Stirling engines are installed in the Swedish Södermanland (2) and Gotland (3) class submarines; the Singaporean (2) Archer class submarines; and are being installed in the latest Japanese (8) Soryu class submarines.
There is currently only one MESMA system at sea - on the first Pakistani (1) Agosta class submarine. It is to be retrofitted to the other Pakistani (2) Agosta class submarine and is an option for the last three Scorpene class submarines being built under licence in India.
The fuel cell is in service on German (4 submarines) and Italian (2) Type 212 submarines, Greek (4), Portuguese (2) and South Korean (3) Type 214 and Greek (1) Type 209 submarines. Fuel cells are earmarked for further German (2) and Italian (2) Type 212 class submarines, further South Korean (6) and Turkish (6) Type 214s and Israeli (3) Dolphin II submarines and the Spanish (4) S-80s. The fuel cell has been touted for use in the French SMX-24 concept submarine. The fuel cell is also reportedly being offered for sale to Russian submarine customers.
Summary
In the opening paragraph the story was told of an RAN submarine Commodore who back in 2007 dismissed the need for AIP in our future submarines. With respect to SEA 1000, they were early days. After a few years of education, debate and consideration it would be difficult to find anyone who thinks that our future submarines wouldn’t have some form of AIP (even if some think it should be nuclear).
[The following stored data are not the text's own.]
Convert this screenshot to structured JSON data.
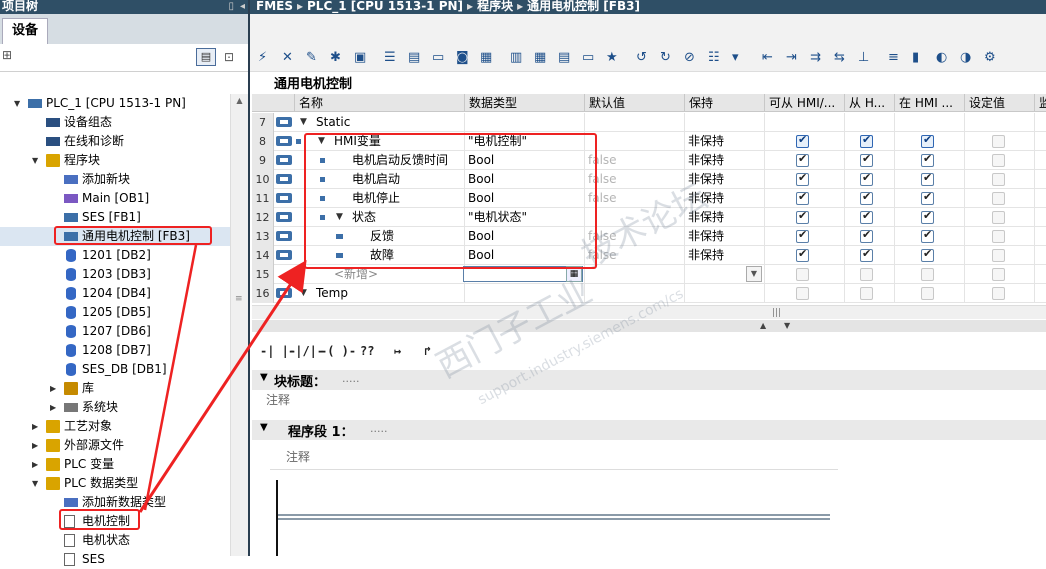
{
  "left_pane": {
    "title": "项目树",
    "tab": "设备",
    "tree": [
      {
        "label": "PLC_1 [CPU 1513-1 PN]",
        "depth": 0,
        "expanded": true,
        "icon": "cpu-icon"
      },
      {
        "label": "设备组态",
        "depth": 1,
        "icon": "device-config-icon"
      },
      {
        "label": "在线和诊断",
        "depth": 1,
        "icon": "online-diagnostics-icon"
      },
      {
        "label": "程序块",
        "depth": 1,
        "expanded": true,
        "icon": "folder-icon"
      },
      {
        "label": "添加新块",
        "depth": 2,
        "icon": "add-block-icon"
      },
      {
        "label": "Main [OB1]",
        "depth": 2,
        "icon": "ob-icon"
      },
      {
        "label": "SES [FB1]",
        "depth": 2,
        "icon": "fb-icon"
      },
      {
        "label": "通用电机控制 [FB3]",
        "depth": 2,
        "icon": "fb-icon",
        "selected": true
      },
      {
        "label": "1201 [DB2]",
        "depth": 2,
        "icon": "db-icon"
      },
      {
        "label": "1203 [DB3]",
        "depth": 2,
        "icon": "db-icon"
      },
      {
        "label": "1204 [DB4]",
        "depth": 2,
        "icon": "db-icon"
      },
      {
        "label": "1205 [DB5]",
        "depth": 2,
        "icon": "db-icon"
      },
      {
        "label": "1207 [DB6]",
        "depth": 2,
        "icon": "db-icon"
      },
      {
        "label": "1208 [DB7]",
        "depth": 2,
        "icon": "db-icon"
      },
      {
        "label": "SES_DB [DB1]",
        "depth": 2,
        "icon": "db-icon"
      },
      {
        "label": "库",
        "depth": 2,
        "collapsed": true,
        "icon": "library-icon"
      },
      {
        "label": "系统块",
        "depth": 2,
        "collapsed": true,
        "icon": "system-block-icon"
      },
      {
        "label": "工艺对象",
        "depth": 1,
        "collapsed": true,
        "icon": "technology-icon"
      },
      {
        "label": "外部源文件",
        "depth": 1,
        "collapsed": true,
        "icon": "external-source-icon"
      },
      {
        "label": "PLC 变量",
        "depth": 1,
        "collapsed": true,
        "icon": "plc-tags-icon"
      },
      {
        "label": "PLC 数据类型",
        "depth": 1,
        "expanded": true,
        "icon": "data-type-folder-icon"
      },
      {
        "label": "添加新数据类型",
        "depth": 2,
        "icon": "add-datatype-icon"
      },
      {
        "label": "电机控制",
        "depth": 2,
        "icon": "udt-icon",
        "highlighted": true
      },
      {
        "label": "电机状态",
        "depth": 2,
        "icon": "udt-icon"
      },
      {
        "label": "SES",
        "depth": 2,
        "icon": "udt-icon"
      }
    ]
  },
  "breadcrumb": [
    "FMES",
    "PLC_1 [CPU 1513-1 PN]",
    "程序块",
    "通用电机控制 [FB3]"
  ],
  "block_name": "通用电机控制",
  "table": {
    "headers": [
      "名称",
      "数据类型",
      "默认值",
      "保持",
      "可从 HMI/...",
      "从 H...",
      "在 HMI ...",
      "设定值",
      "监"
    ],
    "rows": [
      {
        "num": "7",
        "name": "Static",
        "level": 0,
        "toggle": "▼"
      },
      {
        "num": "8",
        "name": "HMI变量",
        "level": 1,
        "toggle": "▼",
        "type": "\"电机控制\"",
        "retain": "非保持",
        "hmi1": "blue",
        "hmi2": "blue",
        "hmi3": "blue",
        "setp": "off"
      },
      {
        "num": "9",
        "name": "电机启动反馈时间",
        "level": 2,
        "type": "Bool",
        "default": "false",
        "retain": "非保持",
        "hmi1": "on",
        "hmi2": "on",
        "hmi3": "on",
        "setp": "off"
      },
      {
        "num": "10",
        "name": "电机启动",
        "level": 2,
        "type": "Bool",
        "default": "false",
        "retain": "非保持",
        "hmi1": "on",
        "hmi2": "on",
        "hmi3": "on",
        "setp": "off"
      },
      {
        "num": "11",
        "name": "电机停止",
        "level": 2,
        "type": "Bool",
        "default": "false",
        "retain": "非保持",
        "hmi1": "on",
        "hmi2": "on",
        "hmi3": "on",
        "setp": "off"
      },
      {
        "num": "12",
        "name": "状态",
        "level": 2,
        "toggle": "▼",
        "type": "\"电机状态\"",
        "retain": "非保持",
        "hmi1": "on",
        "hmi2": "on",
        "hmi3": "on",
        "setp": "off"
      },
      {
        "num": "13",
        "name": "反馈",
        "level": 3,
        "type": "Bool",
        "default": "false",
        "retain": "非保持",
        "hmi1": "on",
        "hmi2": "on",
        "hmi3": "on",
        "setp": "off"
      },
      {
        "num": "14",
        "name": "故障",
        "level": 3,
        "type": "Bool",
        "default": "false",
        "retain": "非保持",
        "hmi1": "on",
        "hmi2": "on",
        "hmi3": "on",
        "setp": "off"
      },
      {
        "num": "15",
        "name": "<新增>",
        "level": 1,
        "add": true,
        "hmi1": "off",
        "hmi2": "off",
        "hmi3": "off",
        "setp": "off"
      },
      {
        "num": "16",
        "name": "Temp",
        "level": 0,
        "toggle": "▼",
        "hmi1": "off",
        "hmi2": "off",
        "hmi3": "off",
        "setp": "off"
      }
    ]
  },
  "lad_toolbar": [
    "-| |-",
    "-|/|-",
    "-( )-",
    "??",
    "↦",
    "↱"
  ],
  "block_title": {
    "label": "块标题：",
    "dots": "....."
  },
  "block_comment": "注释",
  "network": {
    "label": "程序段 1：",
    "dots": ".....",
    "comment": "注释"
  },
  "watermark": [
    "西门子工业",
    "技术论坛",
    "support.industry.siemens.com/cs"
  ],
  "colors": {
    "header_bar": "#2f4f66",
    "annotation_red": "#e22",
    "port_blue": "#3c6fa8"
  }
}
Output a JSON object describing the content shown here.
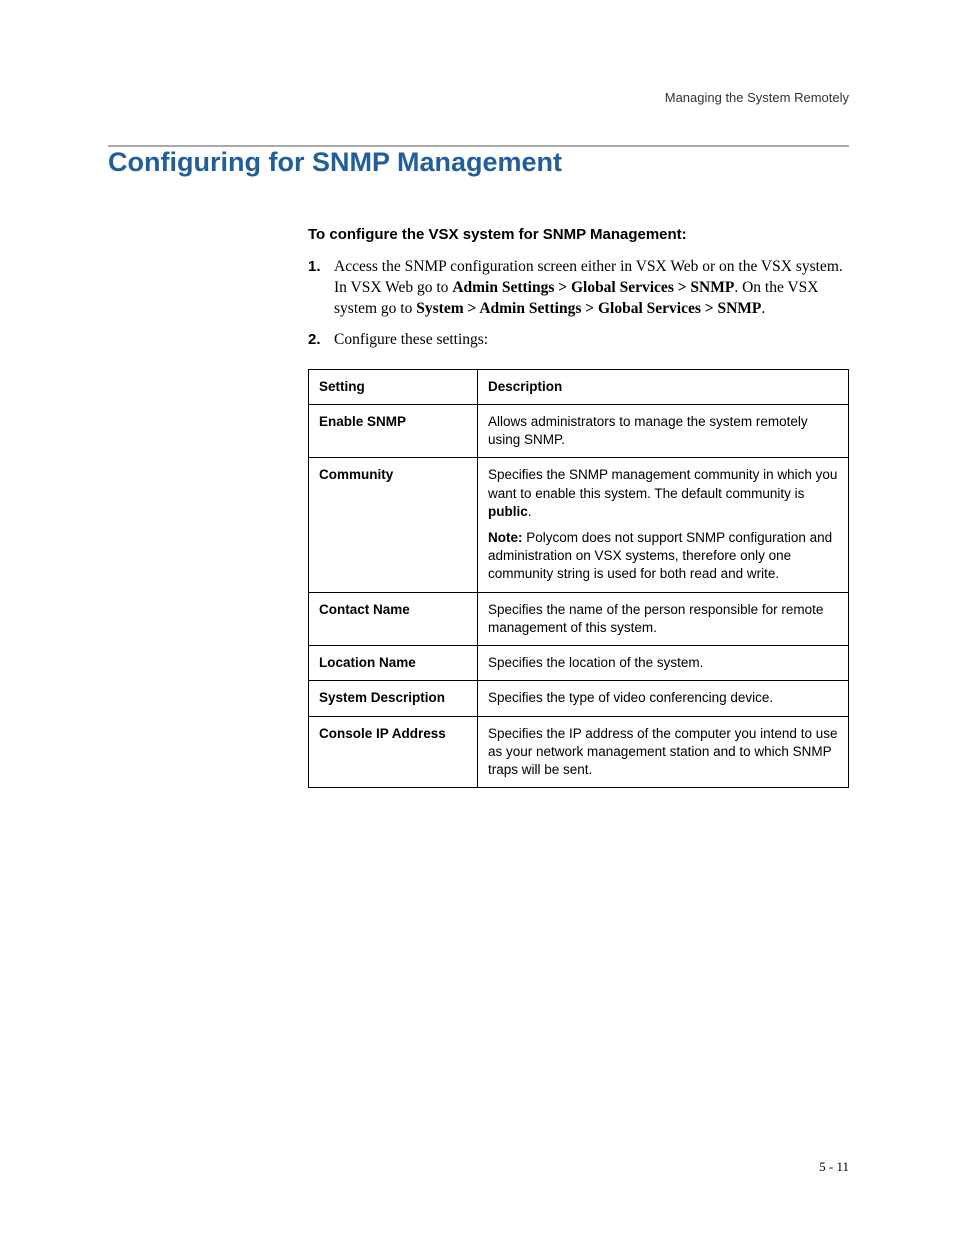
{
  "header": {
    "running_head": "Managing the System Remotely"
  },
  "section": {
    "title": "Configuring for SNMP Management",
    "procedure_title": "To configure the VSX system for SNMP Management:",
    "steps": [
      {
        "num": "1.",
        "text_pre": "Access the SNMP configuration screen either in VSX Web or on the VSX system. In VSX Web go to ",
        "bold1": "Admin Settings > Global Services > SNMP",
        "text_mid": ". On the VSX system go to ",
        "bold2": "System > Admin Settings > Global Services > SNMP",
        "text_post": "."
      },
      {
        "num": "2.",
        "text_pre": "Configure these settings:",
        "bold1": "",
        "text_mid": "",
        "bold2": "",
        "text_post": ""
      }
    ]
  },
  "table": {
    "head_setting": "Setting",
    "head_description": "Description",
    "rows": [
      {
        "setting": "Enable SNMP",
        "para1": "Allows administrators to manage the system remotely using SNMP.",
        "para2_note": "",
        "para2_bold": "",
        "para2_post": "",
        "para2_rest": ""
      },
      {
        "setting": "Community",
        "para1_pre": "Specifies the SNMP management community in which you want to enable this system. The default community is ",
        "para1_bold": "public",
        "para1_post": ".",
        "para2_note": "Note:",
        "para2_rest": " Polycom does not support SNMP configuration and administration on VSX systems, therefore only one community string is used for both read and write."
      },
      {
        "setting": "Contact Name",
        "para1": "Specifies the name of the person responsible for remote management of this system.",
        "para2_note": "",
        "para2_rest": ""
      },
      {
        "setting": "Location Name",
        "para1": "Specifies the location of the system.",
        "para2_note": "",
        "para2_rest": ""
      },
      {
        "setting": "System Description",
        "para1": "Specifies the type of video conferencing device.",
        "para2_note": "",
        "para2_rest": ""
      },
      {
        "setting": "Console IP Address",
        "para1": "Specifies the IP address of the computer you intend to use as your network management station and to which SNMP traps will be sent.",
        "para2_note": "",
        "para2_rest": ""
      }
    ]
  },
  "footer": {
    "page_number": "5 - 11"
  }
}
One of these systems will be adopted or adapted for Australian use. Although there have been rumblings in the submarine community about Australia developing its own AIP system, such a proposition makes little sense. The development time frame (25 years for the HDW AIP systems) is simply too long and there would seem to be little point. If Australia is going to spend our limited submarine R&D funding well, it should be on submarine capabilities that the French, German, Spanish and Swedes have yet to even think about.
AIP will tie Australia in with one of the European submarine manufacturers in one way or another. We should not reinvent the wheel.